Processing data streams
Data streams are ubiquitous. Examples include the network traffic flowing past a router, data generated by an SQL query, readings taken in a sensor network, and files read from an external memory device. The data-stream model abstracts the main algorithmic constraints when processing such data: sequential access to data, limited time to process each data item, and limited working memory. The challenge of designing efficient algorithms in this model has enjoyed significant attention over the last ten years. In this thesis we investigate two new directions of data-streams research: stochastic streams where data-streams are considered through a statistical or learning-theoretic lens and graph streams where highly-structured data needs to be processed. Much of the work in this thesis is motivated by the following general questions. Stream Ordering: Almost all prior work has considered streams that are assumed to be adversarially ordered.
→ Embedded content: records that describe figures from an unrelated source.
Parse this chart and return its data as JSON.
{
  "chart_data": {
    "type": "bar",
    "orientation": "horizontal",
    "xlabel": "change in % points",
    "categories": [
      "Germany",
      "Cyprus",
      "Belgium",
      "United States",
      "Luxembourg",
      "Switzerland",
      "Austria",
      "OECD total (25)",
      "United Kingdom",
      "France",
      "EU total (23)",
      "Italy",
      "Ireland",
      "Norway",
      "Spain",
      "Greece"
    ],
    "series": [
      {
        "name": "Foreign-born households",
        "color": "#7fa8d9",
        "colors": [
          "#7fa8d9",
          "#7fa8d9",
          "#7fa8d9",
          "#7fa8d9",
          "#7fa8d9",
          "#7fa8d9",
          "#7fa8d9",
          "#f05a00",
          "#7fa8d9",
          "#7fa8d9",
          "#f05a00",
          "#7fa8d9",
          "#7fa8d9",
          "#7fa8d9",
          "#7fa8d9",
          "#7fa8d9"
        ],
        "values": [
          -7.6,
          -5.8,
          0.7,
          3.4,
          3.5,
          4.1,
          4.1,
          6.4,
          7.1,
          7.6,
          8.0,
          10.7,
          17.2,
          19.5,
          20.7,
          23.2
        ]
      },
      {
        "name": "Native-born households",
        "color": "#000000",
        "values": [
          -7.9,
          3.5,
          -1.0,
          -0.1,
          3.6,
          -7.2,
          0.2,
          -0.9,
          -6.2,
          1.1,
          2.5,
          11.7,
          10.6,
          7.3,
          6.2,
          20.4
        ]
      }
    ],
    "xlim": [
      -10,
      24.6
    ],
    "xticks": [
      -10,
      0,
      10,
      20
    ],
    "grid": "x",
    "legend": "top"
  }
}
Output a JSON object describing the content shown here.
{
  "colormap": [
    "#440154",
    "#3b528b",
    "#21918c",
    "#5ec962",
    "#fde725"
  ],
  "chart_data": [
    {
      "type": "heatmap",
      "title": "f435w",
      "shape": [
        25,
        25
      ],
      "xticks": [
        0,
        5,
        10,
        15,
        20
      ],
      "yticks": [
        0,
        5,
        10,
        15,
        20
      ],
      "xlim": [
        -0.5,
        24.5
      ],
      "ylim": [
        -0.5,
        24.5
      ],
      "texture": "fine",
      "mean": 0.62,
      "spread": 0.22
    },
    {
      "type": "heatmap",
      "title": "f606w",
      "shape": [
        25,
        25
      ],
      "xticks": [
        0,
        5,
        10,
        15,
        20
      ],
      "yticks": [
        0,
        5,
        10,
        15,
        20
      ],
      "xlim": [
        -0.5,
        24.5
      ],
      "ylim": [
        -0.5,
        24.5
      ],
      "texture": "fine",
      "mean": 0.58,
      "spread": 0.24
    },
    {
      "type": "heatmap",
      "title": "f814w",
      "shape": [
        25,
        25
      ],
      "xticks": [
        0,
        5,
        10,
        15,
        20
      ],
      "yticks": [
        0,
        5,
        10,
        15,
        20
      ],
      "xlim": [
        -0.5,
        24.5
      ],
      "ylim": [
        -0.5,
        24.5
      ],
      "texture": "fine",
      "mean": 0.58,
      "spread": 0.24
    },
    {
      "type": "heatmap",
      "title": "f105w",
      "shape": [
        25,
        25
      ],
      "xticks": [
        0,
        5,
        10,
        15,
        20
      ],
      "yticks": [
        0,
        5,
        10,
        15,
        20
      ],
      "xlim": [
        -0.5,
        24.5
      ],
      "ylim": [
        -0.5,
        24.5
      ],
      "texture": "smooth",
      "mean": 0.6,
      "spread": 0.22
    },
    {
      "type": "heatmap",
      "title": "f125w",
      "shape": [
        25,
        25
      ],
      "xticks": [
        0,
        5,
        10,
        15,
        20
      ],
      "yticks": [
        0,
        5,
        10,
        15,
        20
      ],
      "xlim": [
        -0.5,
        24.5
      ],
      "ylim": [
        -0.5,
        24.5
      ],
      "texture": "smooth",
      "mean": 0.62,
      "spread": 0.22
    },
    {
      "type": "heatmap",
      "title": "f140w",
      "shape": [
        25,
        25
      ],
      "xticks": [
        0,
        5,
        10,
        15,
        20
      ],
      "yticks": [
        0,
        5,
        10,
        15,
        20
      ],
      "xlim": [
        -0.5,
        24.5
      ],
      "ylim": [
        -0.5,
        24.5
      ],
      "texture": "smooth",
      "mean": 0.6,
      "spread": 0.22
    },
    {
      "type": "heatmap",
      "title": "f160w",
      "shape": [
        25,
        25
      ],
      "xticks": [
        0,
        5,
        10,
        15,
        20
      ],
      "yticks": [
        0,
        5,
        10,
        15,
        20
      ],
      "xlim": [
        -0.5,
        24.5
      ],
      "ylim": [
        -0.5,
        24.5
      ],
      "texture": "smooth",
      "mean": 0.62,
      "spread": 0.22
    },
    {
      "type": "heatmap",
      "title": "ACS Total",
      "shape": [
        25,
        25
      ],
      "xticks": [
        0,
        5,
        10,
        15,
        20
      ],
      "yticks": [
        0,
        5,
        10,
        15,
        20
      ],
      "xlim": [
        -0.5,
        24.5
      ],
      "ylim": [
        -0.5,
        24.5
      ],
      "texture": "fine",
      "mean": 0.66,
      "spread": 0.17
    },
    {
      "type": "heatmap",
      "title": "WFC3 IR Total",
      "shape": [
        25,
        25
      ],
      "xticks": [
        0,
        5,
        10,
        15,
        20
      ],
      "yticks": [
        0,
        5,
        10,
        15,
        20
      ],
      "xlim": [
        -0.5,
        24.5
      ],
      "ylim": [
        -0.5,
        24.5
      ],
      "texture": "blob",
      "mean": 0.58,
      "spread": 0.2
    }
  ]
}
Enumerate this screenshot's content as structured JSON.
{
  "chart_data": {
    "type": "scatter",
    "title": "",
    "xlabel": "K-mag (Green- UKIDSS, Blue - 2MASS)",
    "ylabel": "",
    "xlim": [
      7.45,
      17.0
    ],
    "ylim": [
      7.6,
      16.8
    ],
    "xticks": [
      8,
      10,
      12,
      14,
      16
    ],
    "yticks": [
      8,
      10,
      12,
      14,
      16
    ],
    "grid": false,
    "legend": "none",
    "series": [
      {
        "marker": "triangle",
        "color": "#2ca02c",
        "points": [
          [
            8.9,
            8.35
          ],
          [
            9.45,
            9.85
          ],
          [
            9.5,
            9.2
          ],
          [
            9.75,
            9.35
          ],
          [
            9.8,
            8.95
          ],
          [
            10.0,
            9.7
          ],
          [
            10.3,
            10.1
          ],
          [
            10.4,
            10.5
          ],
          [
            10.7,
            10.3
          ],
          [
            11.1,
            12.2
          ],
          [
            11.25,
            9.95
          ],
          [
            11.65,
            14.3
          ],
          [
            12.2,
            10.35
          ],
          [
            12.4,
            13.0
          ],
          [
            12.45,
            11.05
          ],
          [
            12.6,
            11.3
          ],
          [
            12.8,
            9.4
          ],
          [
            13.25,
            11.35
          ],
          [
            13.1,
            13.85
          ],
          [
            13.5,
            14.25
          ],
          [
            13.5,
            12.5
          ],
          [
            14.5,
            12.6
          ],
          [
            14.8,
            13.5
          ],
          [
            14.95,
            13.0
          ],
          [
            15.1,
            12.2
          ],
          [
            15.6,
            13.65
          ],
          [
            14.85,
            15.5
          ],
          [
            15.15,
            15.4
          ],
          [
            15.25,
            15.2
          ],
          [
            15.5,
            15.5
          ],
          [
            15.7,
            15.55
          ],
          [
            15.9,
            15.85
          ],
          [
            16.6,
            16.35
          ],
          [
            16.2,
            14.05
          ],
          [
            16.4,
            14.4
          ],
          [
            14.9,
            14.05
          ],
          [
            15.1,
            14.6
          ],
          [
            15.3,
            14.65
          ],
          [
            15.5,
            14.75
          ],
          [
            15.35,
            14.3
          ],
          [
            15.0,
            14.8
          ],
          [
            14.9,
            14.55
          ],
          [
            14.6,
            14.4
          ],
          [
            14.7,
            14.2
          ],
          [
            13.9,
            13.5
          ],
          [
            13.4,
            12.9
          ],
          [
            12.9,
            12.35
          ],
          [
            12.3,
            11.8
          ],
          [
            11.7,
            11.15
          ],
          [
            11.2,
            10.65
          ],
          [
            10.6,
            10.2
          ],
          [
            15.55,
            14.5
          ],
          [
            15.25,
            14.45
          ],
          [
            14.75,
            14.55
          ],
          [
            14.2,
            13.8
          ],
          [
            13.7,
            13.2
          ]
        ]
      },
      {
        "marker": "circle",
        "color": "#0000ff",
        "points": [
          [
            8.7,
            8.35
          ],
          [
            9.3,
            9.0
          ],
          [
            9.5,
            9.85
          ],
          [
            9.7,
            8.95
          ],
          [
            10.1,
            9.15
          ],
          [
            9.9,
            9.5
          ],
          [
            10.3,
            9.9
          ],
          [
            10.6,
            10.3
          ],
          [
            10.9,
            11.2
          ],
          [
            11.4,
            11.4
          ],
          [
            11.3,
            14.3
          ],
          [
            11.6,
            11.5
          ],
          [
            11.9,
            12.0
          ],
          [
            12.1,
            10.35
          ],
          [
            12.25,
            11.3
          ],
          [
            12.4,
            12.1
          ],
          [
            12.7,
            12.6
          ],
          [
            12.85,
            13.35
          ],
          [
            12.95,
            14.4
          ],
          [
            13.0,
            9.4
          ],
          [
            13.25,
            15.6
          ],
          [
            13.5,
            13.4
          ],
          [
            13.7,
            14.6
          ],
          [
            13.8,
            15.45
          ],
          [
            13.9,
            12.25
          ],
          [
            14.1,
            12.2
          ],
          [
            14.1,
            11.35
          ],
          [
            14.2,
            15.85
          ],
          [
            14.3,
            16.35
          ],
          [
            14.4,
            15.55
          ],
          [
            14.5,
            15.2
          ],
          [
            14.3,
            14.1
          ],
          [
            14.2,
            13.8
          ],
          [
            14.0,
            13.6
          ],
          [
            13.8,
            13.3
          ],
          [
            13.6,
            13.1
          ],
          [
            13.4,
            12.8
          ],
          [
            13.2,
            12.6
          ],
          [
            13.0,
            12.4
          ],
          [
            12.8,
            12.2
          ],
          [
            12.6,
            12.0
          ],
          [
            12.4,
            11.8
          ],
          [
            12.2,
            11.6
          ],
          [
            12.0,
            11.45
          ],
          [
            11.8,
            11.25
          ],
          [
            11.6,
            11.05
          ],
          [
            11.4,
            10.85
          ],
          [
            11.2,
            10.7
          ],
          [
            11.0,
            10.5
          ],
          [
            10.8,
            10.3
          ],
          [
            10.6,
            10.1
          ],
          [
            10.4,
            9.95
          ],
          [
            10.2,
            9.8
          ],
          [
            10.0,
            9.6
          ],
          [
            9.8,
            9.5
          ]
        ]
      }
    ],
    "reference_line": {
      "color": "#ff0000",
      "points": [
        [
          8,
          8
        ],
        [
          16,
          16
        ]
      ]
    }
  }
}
What happens if we relax this assumption? Multiple Passes : Previous work has focused on the single-pass model. What trade-offs arise if algorithms are permitted multiple passes over the stream. Space-Efficient Sampling: Rather than approximating functions of the empirical data in the stream, what can be learned about the source of the stream? Sketchability: A fundamental problem in the data-stream model is to compare two streams. What notions of difference can be estimated in small space? In the process of considering these questions, we present algorithms and lower-bounds for a range of problems including estimating quantiles, various forms of entropy, information divergences, graph-diameter and girth; learning histograms and piecewise-linear probability density functions; and constructing graph-matchings.
McGregor, Andrew, "Processing data streams" (2007). Dissertations available from ProQuest. AAI3271787.